Darbin O, Risso J J, Rostain J C
Laboratoire de Physiopathologie et Action Thérapeutique des Gaz Sous Pression, Université de la Méditerranée et IMNSSA, Institut J. Roche, Faculté de Médecine Nord, 13916 Cedex 20, Marseille, France.
Neurosci Lett. 2001 Jan 5;297(1):37-40. doi: 10.1016/s0304-3940(00)01654-2.
In rat, helium pressures induce locomotor and motor activity which requires dopaminergic and N-methyl-D-aspartate (NMDA) receptor activities at striatal level. However, biochemical studies have suggested that pressure exposure may increase striatal glutamate level. We used microdialysis technique to study the effects of pressure on glutamate level in the striatum and the effects of local administration of D1 (SCH23390) or D2 (sulpiride) on these changes. Pressures increase both glutamate and glutamine levels in striatal microdialysates. Administration of sulpiride (1 microM) or SCH23390 (1 microM) by reverse microdialysis did not affect significantly pressure induced glutamate increase.

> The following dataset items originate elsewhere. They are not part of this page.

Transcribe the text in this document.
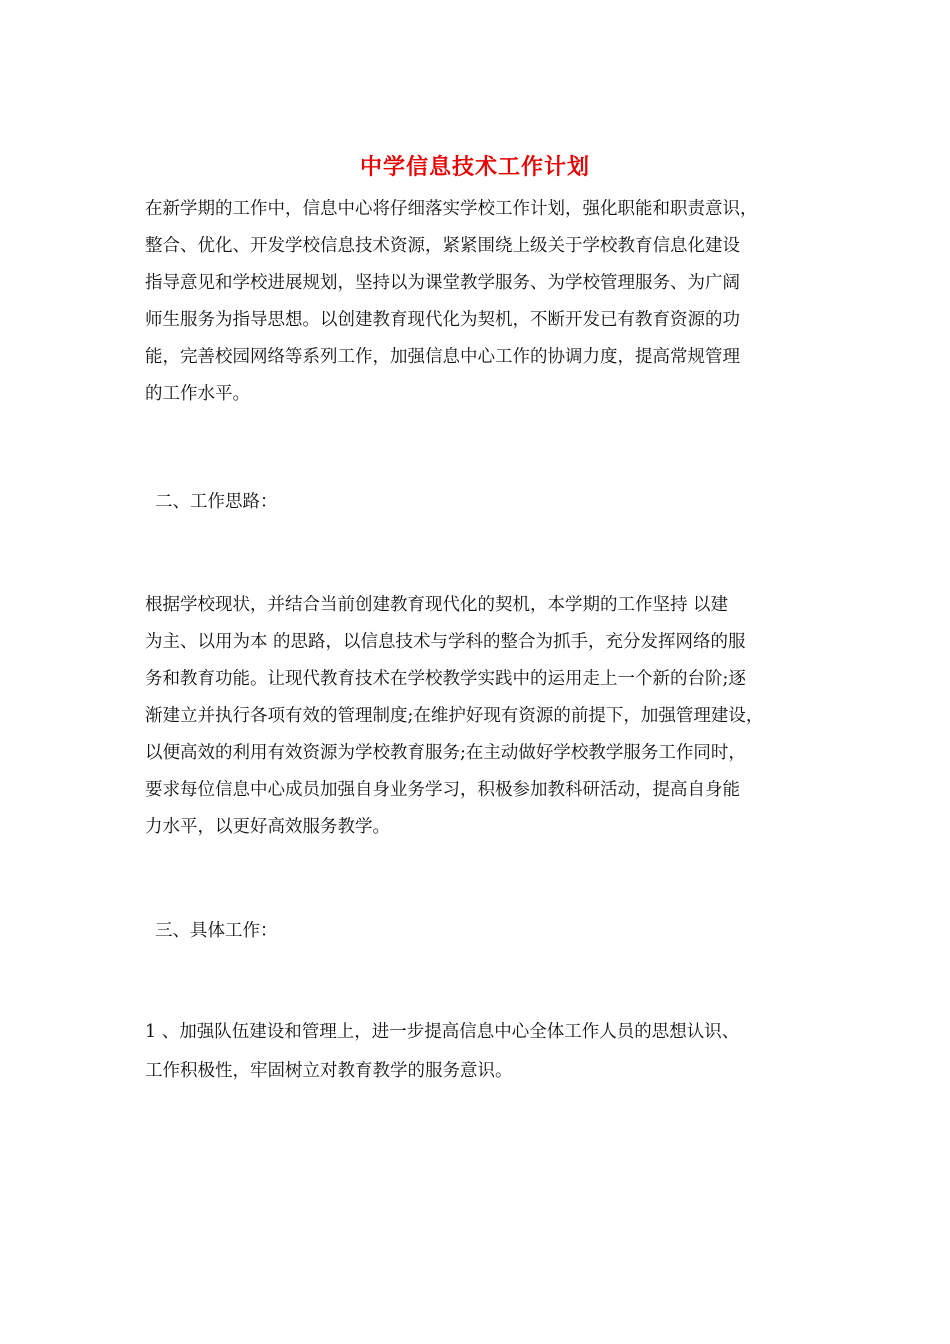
中学信息技术工作计划
在新学期的工作中，信息中心将仔细落实学校工作计划，强化职能和职责意识，
整合、优化、开发学校信息技术资源，紧紧围绕上级关于学校教育信息化建设
指导意见和学校进展规划，坚持以为课堂教学服务、为学校管理服务、为广阔
师生服务为指导思想。以创建教育现代化为契机，不断开发已有教育资源的功
能，完善校园网络等系列工作，加强信息中心工作的协调力度，提高常规管理
的工作水平。
二、工作思路：
根据学校现状，并结合当前创建教育现代化的契机，本学期的工作坚持 以建
为主、以用为本 的思路，以信息技术与学科的整合为抓手，充分发挥网络的服
务和教育功能。让现代教育技术在学校教学实践中的运用走上一个新的台阶;逐
渐建立并执行各项有效的管理制度;在维护好现有资源的前提下，加强管理建设，
以便高效的利用有效资源为学校教育服务;在主动做好学校教学服务工作同时，
要求每位信息中心成员加强自身业务学习，积极参加教科研活动，提高自身能
力水平，以更好高效服务教学。
三、具体工作：
1 、加强队伍建设和管理上，进一步提高信息中心全体工作人员的思想认识、
工作积极性，牢固树立对教育教学的服务意识。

So, protective effects of D1 and D2 antagonists against locomotor and motor hyperactivity (LMA) are probably independent of the processes involved in the striatal glutamate increase evoked by pressure.

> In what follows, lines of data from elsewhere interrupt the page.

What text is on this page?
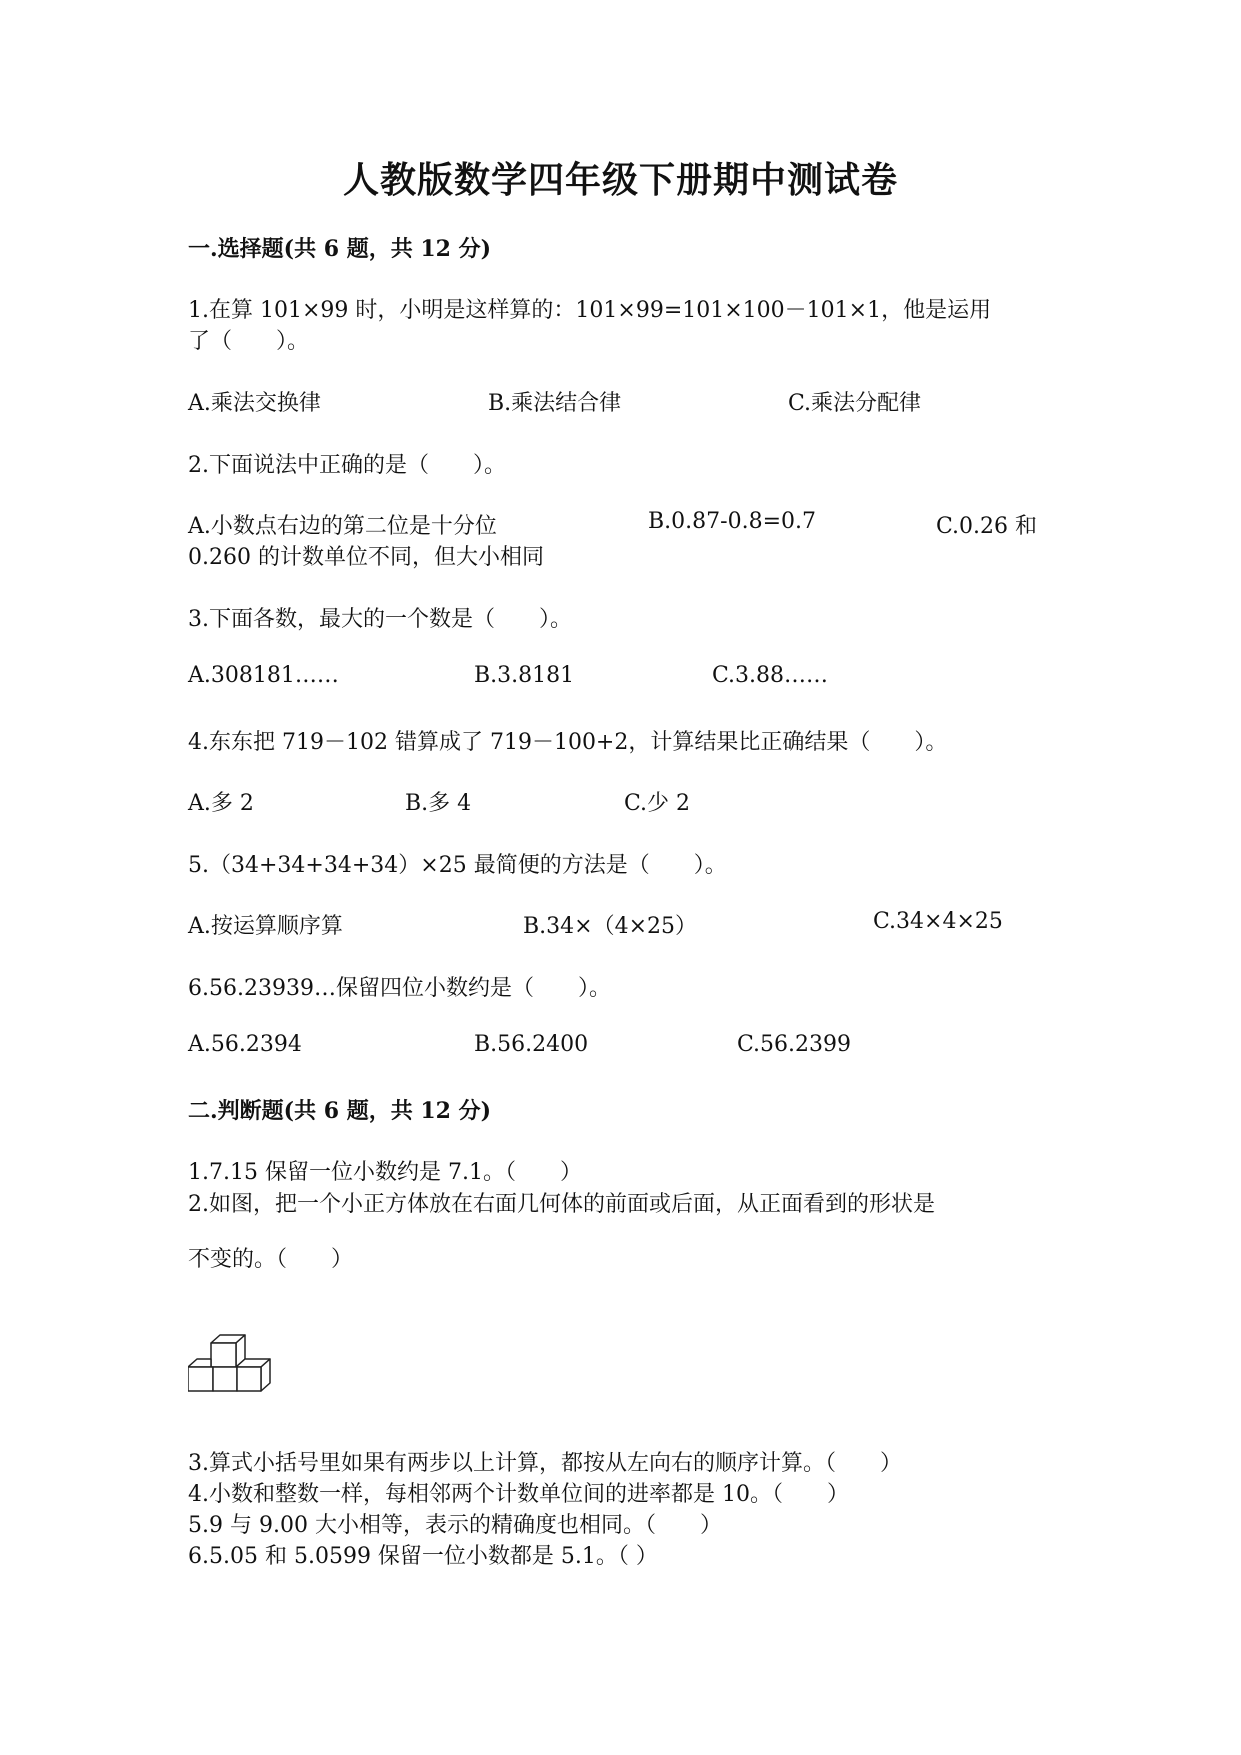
人教版数学四年级下册期中测试卷
一.选择题(共 6 题，共 12 分)
1.在算 101×99 时，小明是这样算的：101×99=101×100－101×1，他是运用
了（　　）。
A.乘法交换律	B.乘法结合律	C.乘法分配律
2.下面说法中正确的是（　　）。
A.小数点右边的第二位是十分位	B.0.87-0.8=0.7	C.0.26 和
0.260 的计数单位不同，但大小相同
3.下面各数，最大的一个数是（　　）。
A.308181……	B.3.8181	C.3.88……
4.东东把 719－102 错算成了 719－100+2，计算结果比正确结果（　　）。
A.多 2	B.多 4	C.少 2
5.（34+34+34+34）×25 最简便的方法是（　　）。
A.按运算顺序算	B.34×（4×25）	C.34×4×25
6.56.23939…保留四位小数约是（　　）。
A.56.2394	B.56.2400	C.56.2399
二.判断题(共 6 题，共 12 分)
1.7.15 保留一位小数约是 7.1。（　　）
2.如图，把一个小正方体放在右面几何体的前面或后面，从正面看到的形状是
不变的。（　　）
3.算式小括号里如果有两步以上计算，都按从左向右的顺序计算。（　　）
4.小数和整数一样，每相邻两个计数单位间的进率都是 10。（　　）
5.9 与 9.00 大小相等，表示的精确度也相同。（　　）
6.5.05 和 5.0599 保留一位小数都是 5.1。（ ）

在大鼠中,氦气压力可诱导运动和运动活动,这需要纹状体水平的多巴胺能和N-甲基-D-天冬氨酸(NMDA)受体活性。然而,生化研究表明,压力暴露可能会增加纹状体谷氨酸水平。我们使用微透析技术来研究压力对纹状体中谷氨酸水平的影响,以及局部给予D1(SCH23390)或D2(舒必利)对这些变化的影响。压力会增加纹状体微透析液中的谷氨酸和谷氨酰胺水平。通过反向微透析给予舒必利(1 microM)或SCH23390(1 microM)对压力诱导的谷氨酸增加没有显著影响。因此,D1和D2拮抗剂对运动和运动亢进(LMA)的保护作用可能与压力引起的纹状体谷氨酸增加所涉及的过程无关。